Polymer Wrapping State Changes at Defect Sites of Locally Functionalized Single-Walled Carbon Nanotubes

Polymer wrapping techniques of single-walled carbon nanotubes (SWCNTs) are used for not only their solubilization in solvents but also tube structure separation and biosensor fabrication. Locally functionalized SWCNTs (lf-SWCNTs) contain defect sites that show bright defect photoluminescence (E-11* PL) and exhibit sensitive and remarkable E-11* PL energy shifts in response to changes in their surrounding dielectric environment. In this study, we exploited the E-11* PL responsiveness of lf-SWCNTs to investigate polymer wrapping structures around nanotubes by analyzing four vinyl polymers. The observed E-11* PL energy shifts clarify the unique microenvironment formation at the defect sites based on the polymer wrapping fashion differences: Namely, the side chains of the used polymers modulate the polymer wrapping tightness that change the amounts of D2O molecules accessing to the nanotube surfaces for local polarity variation near the defect sites, which induces the polymer-dependent PL shifts.
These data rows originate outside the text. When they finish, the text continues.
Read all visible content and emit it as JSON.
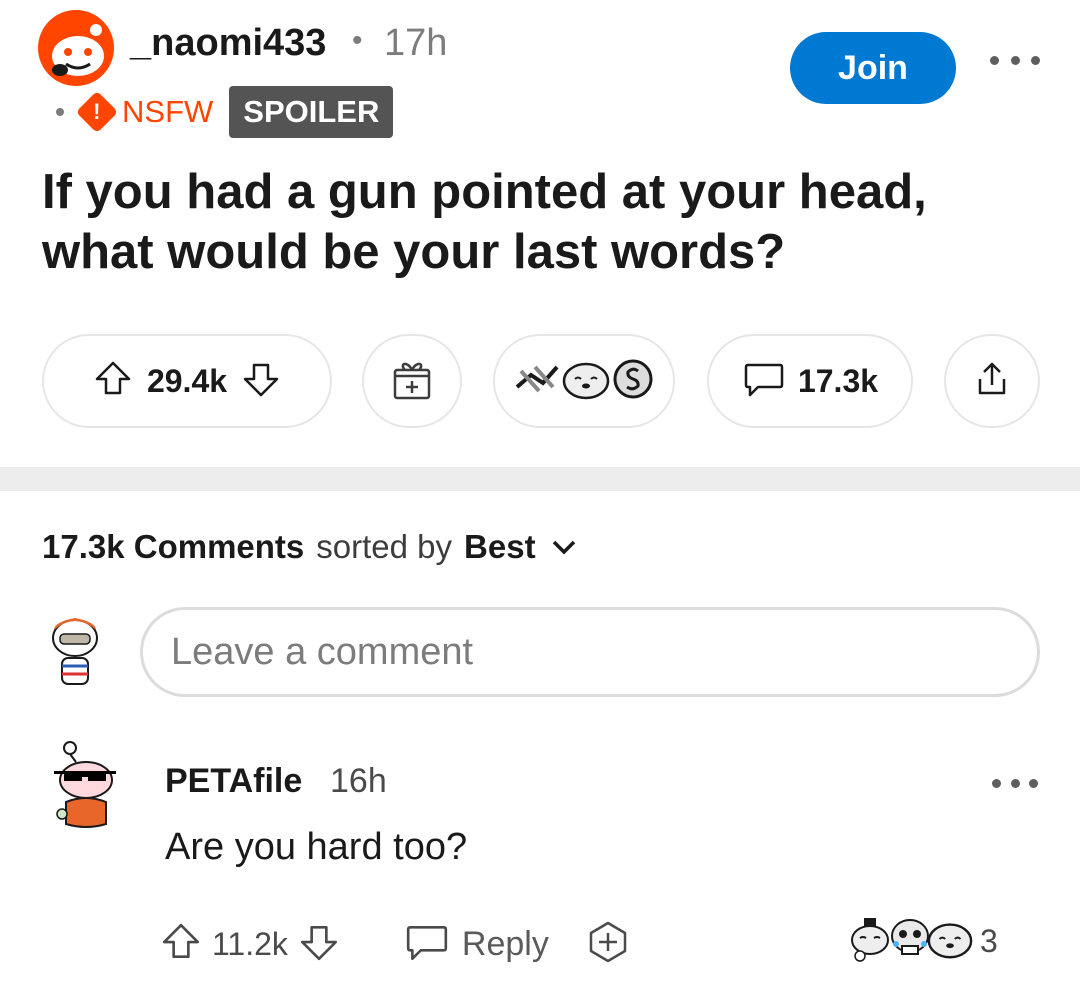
{
  "post": {
    "username": "_naomi433",
    "separator": "•",
    "age": "17h",
    "join_label": "Join",
    "nsfw_label": "NSFW",
    "spoiler_label": "SPOILER",
    "title": "If you had a gun pointed at your head, what would be your last words?",
    "score": "29.4k",
    "comment_count": "17.3k"
  },
  "comments_header": {
    "count": "17.3k Comments",
    "sorted_by": "sorted by",
    "sort_value": "Best"
  },
  "composer": {
    "placeholder": "Leave a comment"
  },
  "comment": {
    "username": "PETAfile",
    "age": "16h",
    "text": "Are you hard too?",
    "score": "11.2k",
    "reply_label": "Reply",
    "award_count": "3"
  },
  "colors": {
    "brand": "#ff4500",
    "join": "#0079d3",
    "spoiler_bg": "#545454"
  }
}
Moreover, the substituents of the modified aryl groups in lf-SWCNTs contribute to the defect site polarity and hydrophobicity, by which a clear correlation between the substituent structures and the induced PL shifts is found. Therefore, the lf-SWCNT defect sites can produce unique molecular interaction fields showing E-11* PL wavelength shift responses, which would contribute to development of advanced lf-SWCNT sensors.